Friday, December 10, 2021

Vertigo (1958), Hitchcock Friday #7

So I had to get to Vertigo eventually didn’t I? I can hardly claim to be re-immersing myself in the world of Hitchcock without revisiting this one.

Vertigo is now widely accepted as the greatest motion picture ever made. I’ve never been convinced that it’s even the best movie Hitchcock ever made (although I would have put it in my Hitchcock Top Five). I have always thought The 39 Steps, Strangers On a Train, Rear Window and Psycho were probably better movies in the sense that they’re more successful in achieving precisely what the director set out to achieve. But Vertigo is the one that gets under your skin. And watching Vertigo again might well change my mind about its status in the Hitchcock canon.

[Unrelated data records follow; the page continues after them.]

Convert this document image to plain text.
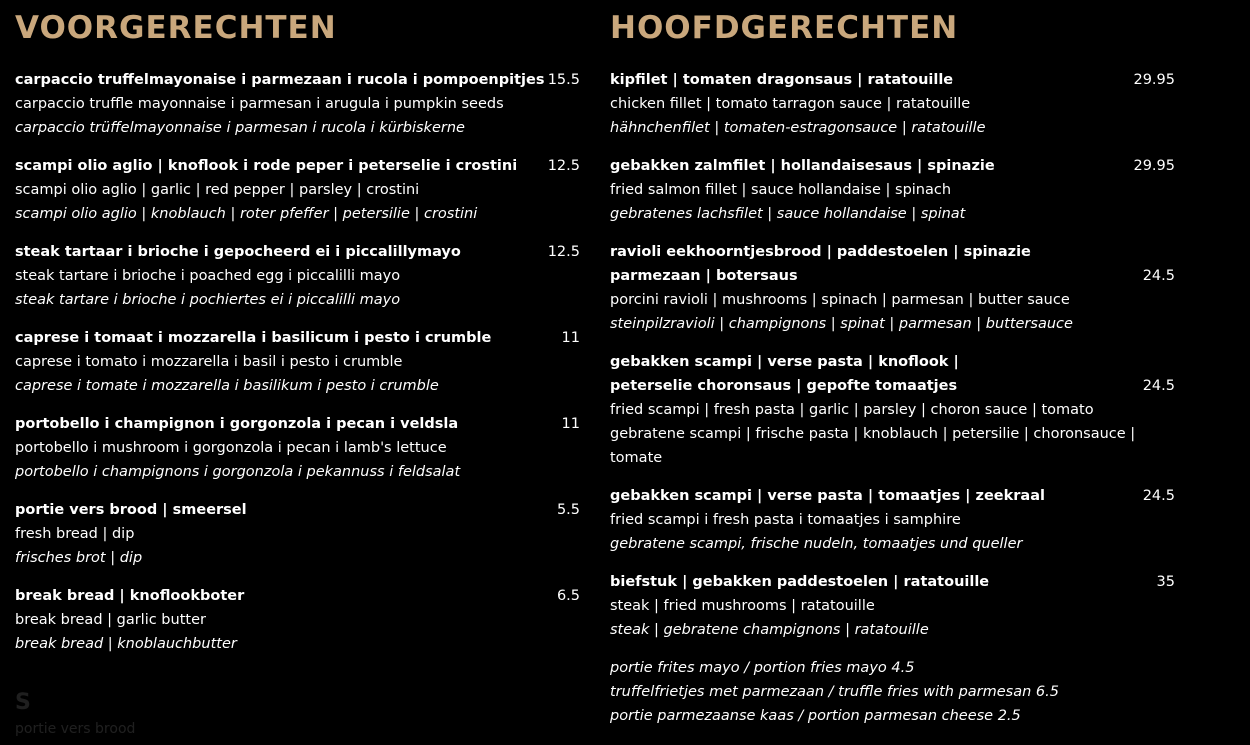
VOORGERECHTEN
carpaccio truffelmayonaise i parmezaan i rucola i pompoenpitjes 15.5
carpaccio truffle mayonnaise i parmesan i arugula i pumpkin seeds
carpaccio trüffelmayonnaise i parmesan i rucola i kürbiskerne
scampi olio aglio | knoflook i rode peper i peterselie i crostini	12.5
scampi olio aglio | garlic | red pepper | parsley | crostini
scampi olio aglio | knoblauch | roter pfeffer | petersilie | crostini
steak tartaar i brioche i gepocheerd ei i piccalillymayo	12.5
steak tartare i brioche i poached egg i piccalilli mayo
steak tartare i brioche i pochiertes ei i piccalilli mayo
caprese i tomaat i mozzarella i basilicum i pesto i crumble	11
caprese i tomato i mozzarella i basil i pesto i crumble
caprese i tomate i mozzarella i basilikum i pesto i crumble
portobello i champignon i gorgonzola i pecan i veldsla	11
portobello i mushroom i gorgonzola i pecan i lamb's lettuce
portobello i champignons i gorgonzola i pekannuss i feldsalat
portie vers brood | smeersel	5.5
fresh bread | dip
frisches brot | dip
break bread | knoflookboter	6.5
break bread | garlic butter
break bread | knoblauchbutter
S
portie vers brood
HOOFDGERECHTEN
kipfilet | tomaten dragonsaus | ratatouille	29.95
chicken fillet | tomato tarragon sauce | ratatouille
hähnchenfilet | tomaten-estragonsauce | ratatouille
gebakken zalmfilet | hollandaisesaus | spinazie	29.95
fried salmon fillet | sauce hollandaise | spinach
gebratenes lachsfilet | sauce hollandaise | spinat
ravioli eekhoorntjesbrood | paddestoelen | spinazie parmezaan | botersaus	24.5
porcini ravioli | mushrooms | spinach | parmesan | butter sauce
steinpilzravioli | champignons | spinat | parmesan | buttersauce
gebakken scampi | verse pasta | knoflook | peterselie choronsaus | gepofte tomaatjes	24.5
fried scampi | fresh pasta | garlic | parsley | choron sauce | tomato
gebratene scampi | frische pasta | knoblauch | petersilie | choronsauce | tomate
gebakken scampi | verse pasta | tomaatjes | zeekraal	24.5
fried scampi i fresh pasta i tomaatjes i samphire
gebratene scampi, frische nudeln, tomaatjes und queller
biefstuk | gebakken paddestoelen | ratatouille	35
steak | fried mushrooms | ratatouille
steak | gebratene champignons | ratatouille
portie frites mayo / portion fries mayo 4.5
truffelfrietjes met parmezaan / truffle fries with parmesan 6.5
portie parmezaanse kaas / portion parmesan cheese 2.5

I can see why Vertigo did not do well at the box office. The first 45 minutes of the film would have left audiences bewildered, bored and disgruntled. If they were expecting a tense suspense thriller they would have been bitterly disappointed. And if you can’t grab the audience in the first 45 minutes you probably won’t grab them at all. That first three-quarters of an hour is absolutely crucial but you don’t understand that until later. You have to be in the right frame of mind to appreciate Vertigo. It just is not in any way, shape or form a conventional suspense thriller. You have to let yourself be drawn gradually into the film’s strange twisted dream-like world but you have to have the patience to let that happen.

He uses the same trick he would use in Psycho a couple of years later - what seems to be the climax of the movie happens halfway through. At which point the movie changes gears slightly. Then, shortly afterwards, with an hour or so of screen time remaining. Hitchcock explains the entire mystery plot in every detail. The mystery is entirely resolved. At which point Vertigo changes gears really dramatically and becomes a dark, disturbing psycho-sexual-emotional drama.

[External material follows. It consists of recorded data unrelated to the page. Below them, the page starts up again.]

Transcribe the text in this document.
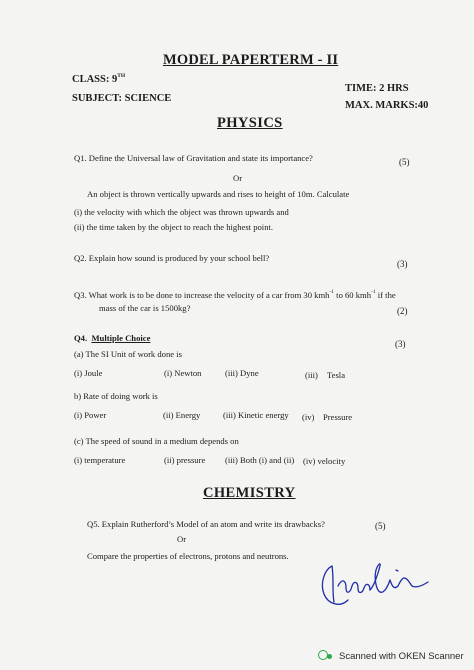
MODEL PAPERTERM - II
CLASS: 9TH
TIME: 2 HRS
SUBJECT: SCIENCE
MAX. MARKS:40
PHYSICS
Q1. Define the Universal law of Gravitation and state its importance?	(5)
Or
An object is thrown vertically upwards and rises to height of 10m. Calculate
(i) the velocity with which the object was thrown upwards and
(ii) the time taken by the object to reach the highest point.
Q2. Explain how sound is produced by your school bell?
(3)
Q3. What work is to be done to increase the velocity of a car from 30 kmh$^{-1}$ to 60 kmh$^{-1}$ if the
mass of the car is 1500kg?	(2)
Q4. Multiple Choice
(3)
(a) The SI Unit of work done is
(i) Joule	(i) Newton	(iii) Dyne	(iii) Tesla
b) Rate of doing work is
(i) Power	(ii) Energy	(iii) Kinetic energy (iv) Pressure
(c) The speed of sound in a medium depends on
(i) temperature	(ii) pressure (iii) Both (i) and (ii) (iv) velocity
CHEMISTRY
Q5. Explain Rutherford’s Model of an atom and write its drawbacks?	(5)
Or
Compare the properties of electrons, protons and neutrons.
Scanned with OKEN Scanner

But while the audience now knows exactly what happened, Scotty doesn’t. So now the suspense kicks in. We fear something, but we have no idea what it is.

The plot is intricate. It’s far-fetched but it has its own internal logic. The plot is however not of overriding importance. What matters is the visual style that Hitchcock brings to the movie and the way he works through such favourite themes as fear, guilt, obsession, voyeurism, betrayal, suspicion, love and sex.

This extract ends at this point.